Но его чувства к мистифу не были поддельными, и на то была веская причина. В самоуничижительных заявлениях Пая («я — ничто и никто», — сказал он еще в самом начале) он услышал отзвук той сердечной боли, которую и сам ощущал, а в его взгляде, отяжелевшем под бременем годов, он увидел родственную душу, которая способна понять его безымянную муку. Мистиф содрал с него защитный покров лицемерия и софистики и позволил ему вновь ощутить в себе того Маэстро, которым он был когда-то и может снова сделаться в будущем. Теперь он знал, что такой силе, как у него, суждено творить добро. Наводить мосты над пропастями, восстанавливать попранные права, пробуждать народы ото сна и вселять новые надежды.
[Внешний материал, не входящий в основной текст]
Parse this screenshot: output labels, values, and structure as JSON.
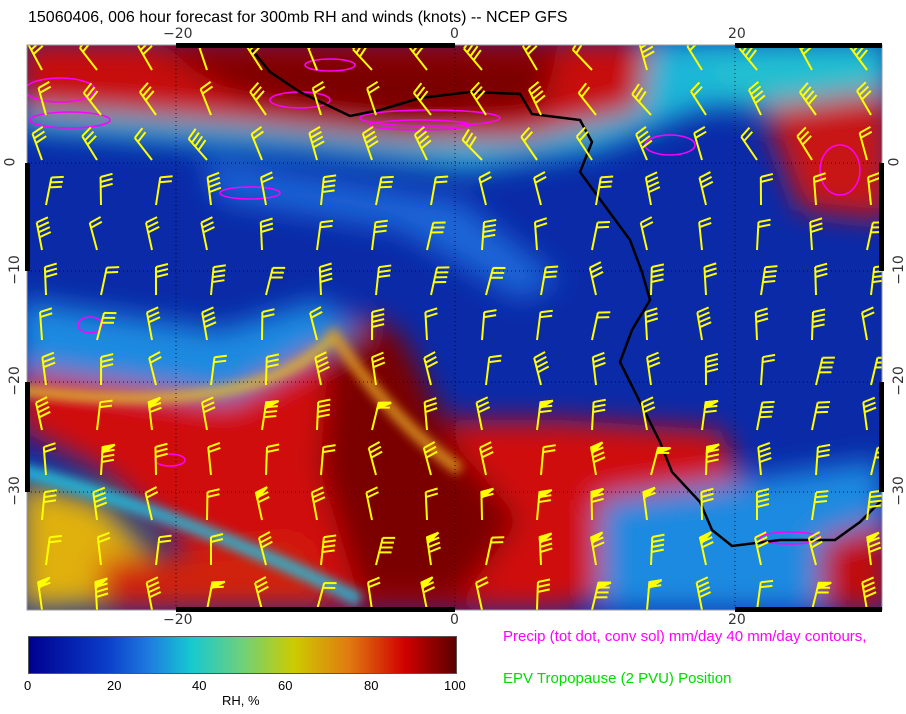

Если он собирается стать великим Примирителем, ему необходим вдохновитель.
— Я люблю тебя, Пай-о-па, — прошептал он.
— Миляга.
Это был голос Флоккуса; он звал его через окно.
— Я видел Афанасия. Он говорит, чтобы мы шли прямо сейчас.
— Отлично! Отлично! — Миляга распахнул дверь.
— Тебе помочь с Паем?
— Нет, я донесу его сам.
Он вышел из машины, а потом извлек оттуда мистифа.
— Миляга, ты понимаешь, что это священное место? — спросил Флоккус по дороге к палаткам.
— Нельзя петь, танцевать и пердеть, да? Только не делан страдальческое лицо, Флоккус. Я все понимаю.
Когда они подошли ближе, Миляга понял, что то, что он принял за лагерь тесно поставленных палаток, в действительности было единым помещением: большие павильоны с хлопающими на ветру крышами были соединены друг с другом меньшими по размеру палатками, и все это составляло одного золотого зверя из ветра и полотна.